IMF: Philippines Needs Nearly P11 Trillion to Hit Clean Energy Targets
The Philippines will have to mobilize close to P11 trillion in public and private investment over the next two decades to meet its clean energy transition goals, the International Monetary Fund (IMF) said in a new report, while warning that structural bottlenecks could slow progress.
In an assessment of the country’s renewable energy (RE) transition, the IMF said investment requirements for RE projects are set to rise sharply between 2023 and 2050 under all scenarios in the Philippine Energy Plan 2023–2050. Under a “clean energy scenario” that assumes offshore wind, nuclear power and more efficient new plants, investment needs from 2029 to 2050 are estimated at P7.39 trillion, or about 28 percent of 2024 GDP. A more ambitious scenario that pushes offshore wind capacity from 19 gigawatts to 50 GW and raises the RE share above 50 percent would require P10.67 trillion, roughly 40 percent of 2024 GDP.
The IMF noted that achieving the authorities’ projected P10.7-trillion total investment requirement from 2029 to 2050 alone would mean spending about 2 percent of 2024 GDP per year on the transition. The government’s stated goal is to raise the share of renewables to 50 percent of the power mix by 2050, a shift it sees as critical not just for climate commitments but also for energy security and the balance of payments, given the country’s heavy reliance on imported fossil fuels. In 2022, fuel imports accounted for around 6.1 percent of GDP and just over half of total primary energy supply, a dependence that could rise further without policy change.
Despite “abundant” solar, wind, hydro and geothermal potential, installed RE capacity remains relatively low at about 9.5 GW as of 2024, even as demand for electricity is projected to more than quadruple by mid-century. The IMF credited recent reforms—such as allowing 100 percent foreign ownership in certain RE projects, the Energy Virtual One-Stop Shop (EVOSS), and “green lane” incentives—with boosting investor interest, but said they are not yet enough to close the gap.

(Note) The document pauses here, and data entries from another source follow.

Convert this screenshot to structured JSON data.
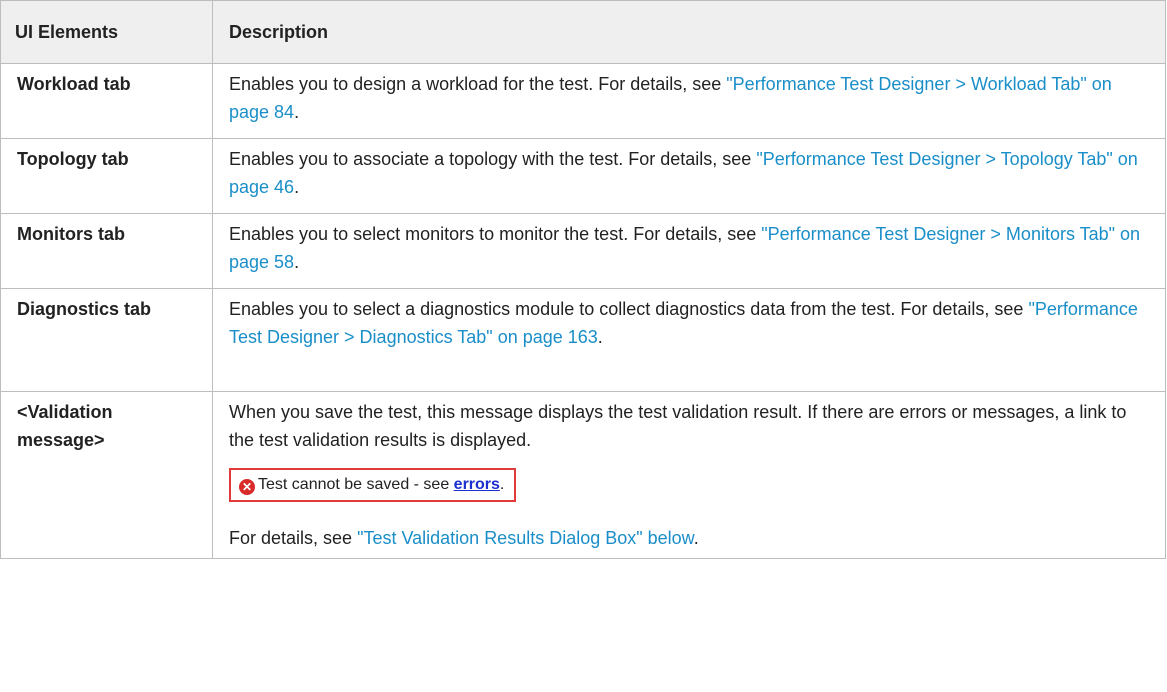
{
  "header": {
    "col1": "UI Elements",
    "col2": "Description"
  },
  "rows": [
    {
      "name": "Workload tab",
      "text": "Enables you to design a workload for the test. For details, see ",
      "link": "\"Performance Test Designer > Workload Tab\" on page 84",
      "after": "."
    },
    {
      "name": "Topology tab",
      "text": "Enables you to associate a topology with the test. For details, see ",
      "link": "\"Performance Test Designer > Topology Tab\" on page 46",
      "after": "."
    },
    {
      "name": "Monitors tab",
      "text": "Enables you to select monitors to monitor the test. For details, see ",
      "link": "\"Performance Test Designer > Monitors Tab\" on page 58",
      "after": "."
    },
    {
      "name": "Diagnostics tab",
      "text": "Enables you to select a diagnostics module to collect diagnostics data from the test. For details, see ",
      "link": "\"Performance Test Designer > Diagnostics Tab\" on page 163",
      "after": "."
    },
    {
      "name": "<Validation message>",
      "text": "When you save the test, this message displays the test validation result. If there are errors or messages, a link to the test validation results is displayed.",
      "error_box": {
        "text": "Test cannot be saved - see ",
        "link": "errors",
        "after": ".",
        "icon": "error-icon"
      },
      "details_text": "For details, see ",
      "details_link": "\"Test Validation Results Dialog Box\" below",
      "details_after": "."
    }
  ]
}
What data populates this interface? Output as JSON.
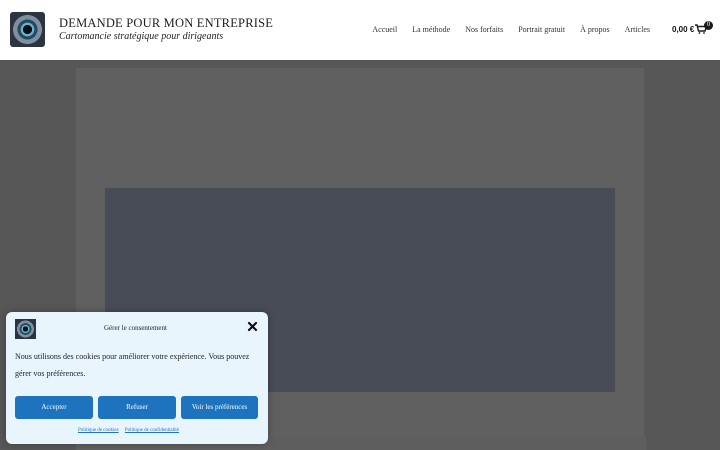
{
  "header": {
    "site_title": "DEMANDE POUR MON ENTREPRISE",
    "tagline": "Cartomancie stratégique pour dirigeants",
    "nav": [
      "Accueil",
      "La méthode",
      "Nos forfaits",
      "Portrait gratuit",
      "À propos",
      "Articles"
    ],
    "cart_total": "0,00 €",
    "cart_count": "0"
  },
  "cookie": {
    "title": "Gérer le consentement",
    "text": "Nous utilisons des cookies pour améliorer votre expérience. Vous pouvez gérer vos préférences.",
    "accept": "Accepter",
    "refuse": "Refuser",
    "preferences": "Voir les préférences",
    "links": [
      "Politique de cookies",
      "Politique de confidentialité"
    ]
  },
  "colors": {
    "overlay": "#575757",
    "button": "#1e73be",
    "dialog_bg": "#e8f5fd"
  }
}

The fund warned that several structural constraints still weigh on project delivery and investor confidence, including limited transmission grid capacity, delays in land acquisition, high upfront capital costs and a shortage of skilled workers in the RE sector. Addressing these bottlenecks quickly, it said, will be essential if the Philippines is to convert its policy targets and technical potential into actual projects on the ground, and to make the scale of spending implied by the energy plan sustainable over time.